[Code Understanding] Decoder in Pytorch

MikoLoki · March 12, 2017, 12:06am

Hey,

I am new to OpenNMT and do not understand the forward pass in the Decoder (code here). It uses the StackedLSTM module and unrolls the LSTM within the for loop lines 113-121. At each iteration it receives a new vector of cell and output states from its StackedLSTM. The way I am reading the code it discards this new cell state and keeps passing the initial state at each iteration (Line 118). When I changed that line so that it overrides the ‘hidden’ variable with the new cell state, the behavior during training does not seem to change. I guess I must misunderstand something, someone can help?

Best,
Miko

guillaumekln · March 12, 2017, 10:05am

Line 118 is indeed incorrect. It should be:

output, hidden = self.rnn(emb_t, hidden)

Will get fixed by:

https://github.com/pytorch/examples/pull/82

MikoLoki · March 13, 2017, 8:05am

Oh alright thanks for clarifying.

MikoLoki · March 13, 2017, 11:14pm

So in the current model, the prediction of word i is a function f(i-1, s_0) of the previous word and the last hidden state of the encoder, is that right? I find it surprising that a bigram language model can produce good translations.

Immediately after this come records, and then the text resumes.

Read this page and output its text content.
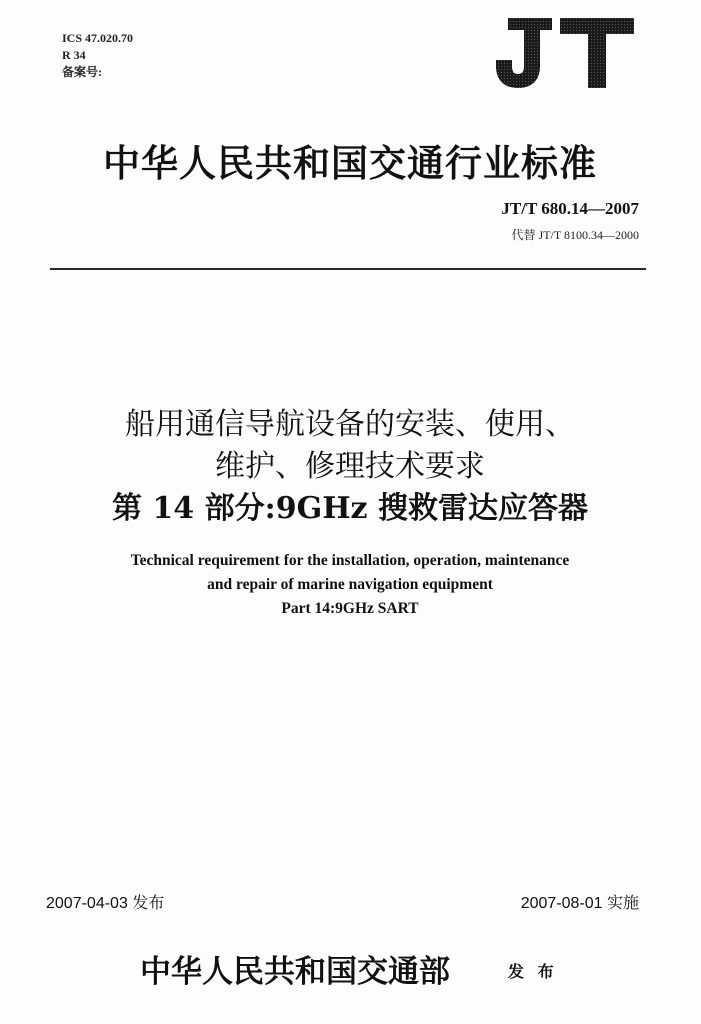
ICS 47.020.70
R 34
备案号:
中华人民共和国交通行业标准
JT/T 680.14—2007
代替 JT/T 8100.34—2000
船用通信导航设备的安装、使用、
维护、修理技术要求
第 14 部分:9GHz 搜救雷达应答器
Technical requirement for the installation, operation, maintenance
and repair of marine navigation equipment
Part 14:9GHz SART
2007-04-03 发布	2007-08-01 实施
中华人民共和国交通部	发 布
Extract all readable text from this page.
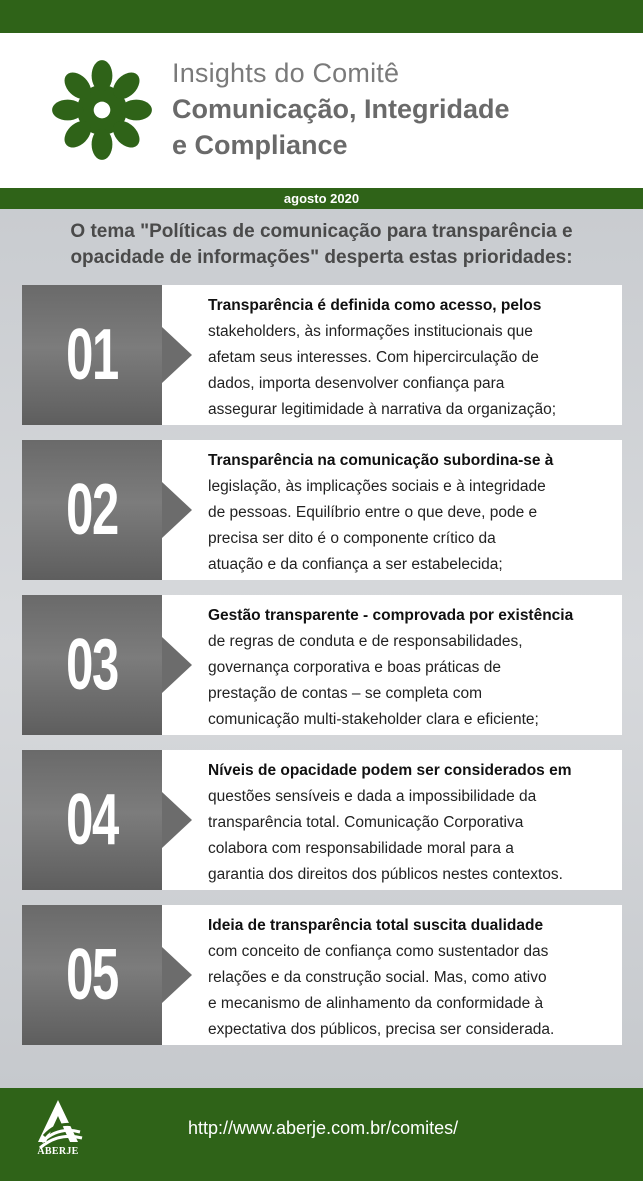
Insights do Comitê
Comunicação, Integridade
e Compliance
agosto 2020
O tema "Políticas de comunicação para transparência e
opacidade de informações" desperta estas prioridades:
Transparência é definida como acesso, pelos
stakeholders, às informações institucionais que
afetam seus interesses. Com hipercirculação de
dados, importa desenvolver confiança para
assegurar legitimidade à narrativa da organização;
01
Transparência na comunicação subordina-se à
legislação, às implicações sociais e à integridade
de pessoas. Equilíbrio entre o que deve, pode e
precisa ser dito é o componente crítico da
atuação e da confiança a ser estabelecida;
02
Gestão transparente - comprovada por existência
de regras de conduta e de responsabilidades,
governança corporativa e boas práticas de
prestação de contas – se completa com
comunicação multi-stakeholder clara e eficiente;
03
Níveis de opacidade podem ser considerados em
questões sensíveis e dada a impossibilidade da
transparência total. Comunicação Corporativa
colabora com responsabilidade moral para a
garantia dos direitos dos públicos nestes contextos.
04
Ideia de transparência total suscita dualidade
com conceito de confiança como sustentador das
relações e da construção social. Mas, como ativo
e mecanismo de alinhamento da conformidade à
expectativa dos públicos, precisa ser considerada.
05
ABERJE
http://www.aberje.com.br/comites/
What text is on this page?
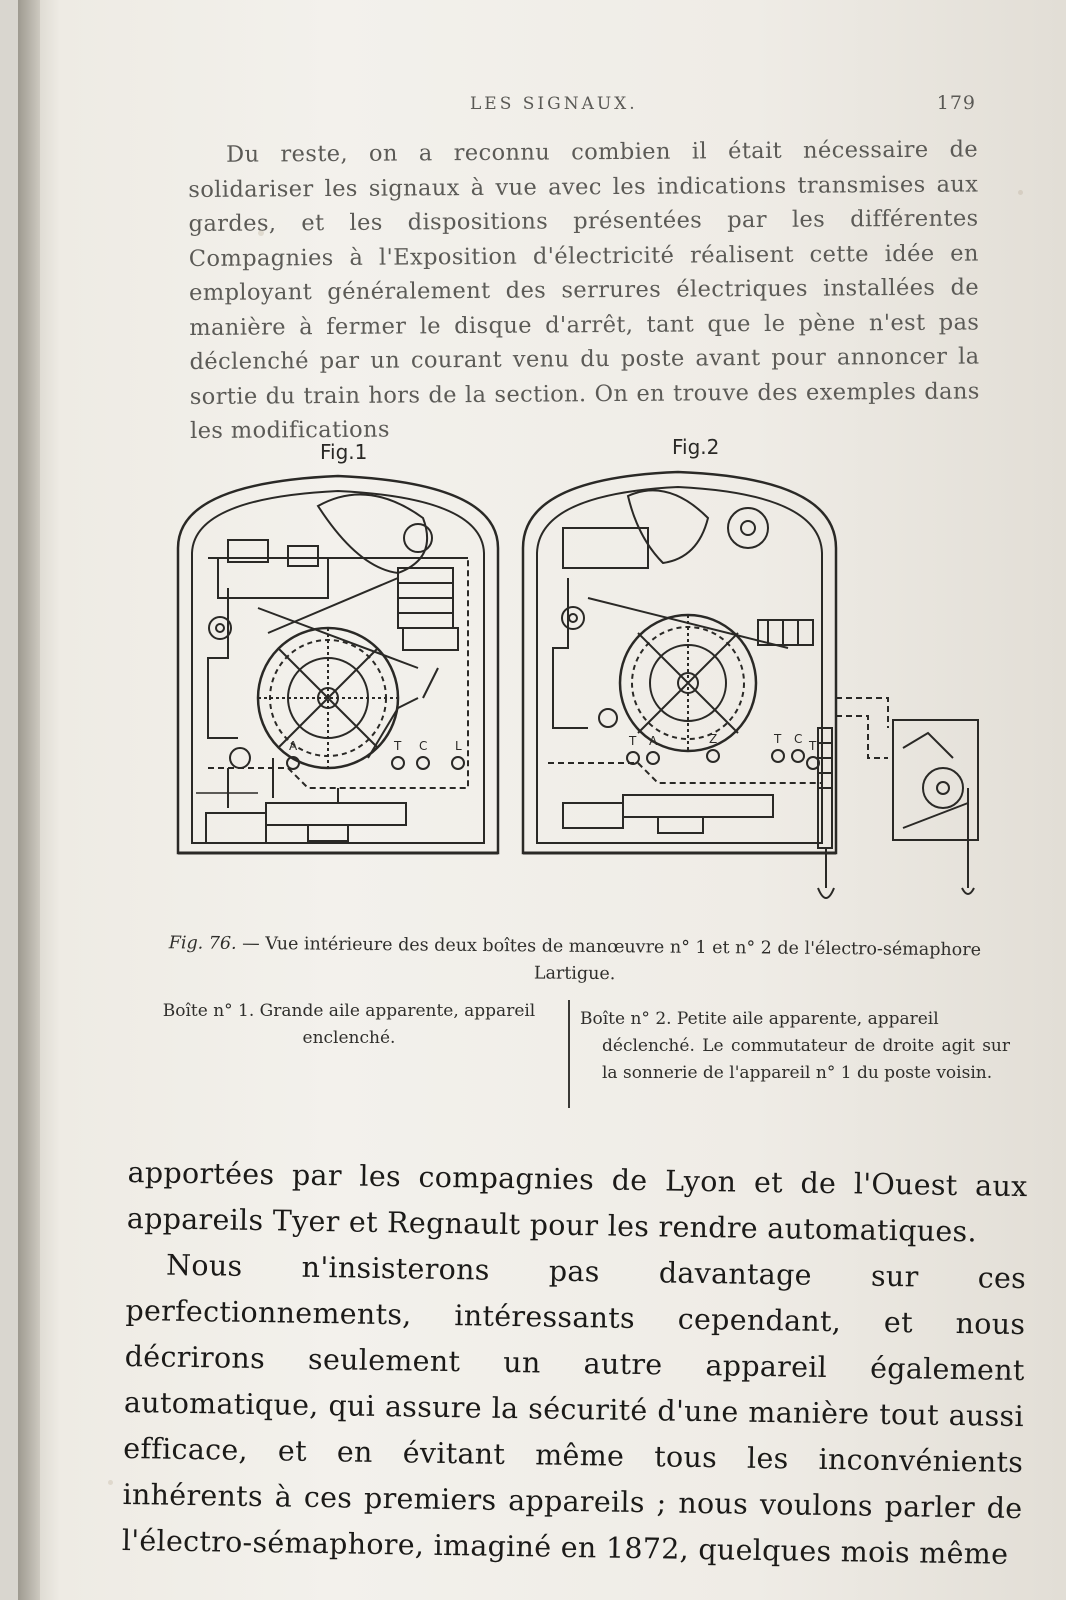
LES SIGNAUX.	179

Du reste, on a reconnu combien il était nécessaire de solidariser les signaux à vue avec les indications transmises aux gardes, et les dispositions présentées par les différentes Compagnies à l'Exposition d'électricité réalisent cette idée en employant généralement des serrures électriques installées de manière à fermer le disque d'arrêt, tant que le pène n'est pas déclenché par un courant venu du poste avant pour annoncer la sortie du train hors de la section. On en trouve des exemples dans les modifications

Fig.1	Fig.2
A	T C L	T A	Z	T C T
Fig. 76. — Vue intérieure des deux boîtes de manœuvre n° 1 et n° 2 de l'électro-sémaphore Lartigue.
Boîte n° 1. Grande aile apparente, appareil enclenché.
Boîte n° 2. Petite aile apparente, appareil
déclenché. Le commutateur de droite agit sur la sonnerie de l'appareil n° 1 du poste voisin.

apportées par les compagnies de Lyon et de l'Ouest aux appareils Tyer et Regnault pour les rendre automatiques.

Nous n'insisterons pas davantage sur ces perfectionnements, intéressants cependant, et nous décrirons seulement un autre appareil également automatique, qui assure la sécurité d'une manière tout aussi efficace, et en évitant même tous les inconvénients inhérents à ces premiers appareils ; nous voulons parler de l'électro-sémaphore, imaginé en 1872, quelques mois même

guillaumekln · March 14, 2017, 9:59am

The prediction of word is a function of:

the previous decoder hidden states (for t = 0, it is the last encoder hidden states)
the previous word
the previous context vector (output of the attention layer)
the output of every encoder timesteps

MikoLoki · March 14, 2017, 2:59pm

Hello Guillaume, thanks again. Doesn’t the error in line 118 mean that the decoder hidden states do not propagate through the network, and thus are equal for every t?

guillaumekln · March 14, 2017, 3:01pm

Exactly, so if you take into account this coding mistake the word prediction is not a function of the previous decoder hidden states but only the last encoder hidden states.

MikoLoki · March 14, 2017, 3:03pm

Alright, I think I got it now. Thanks!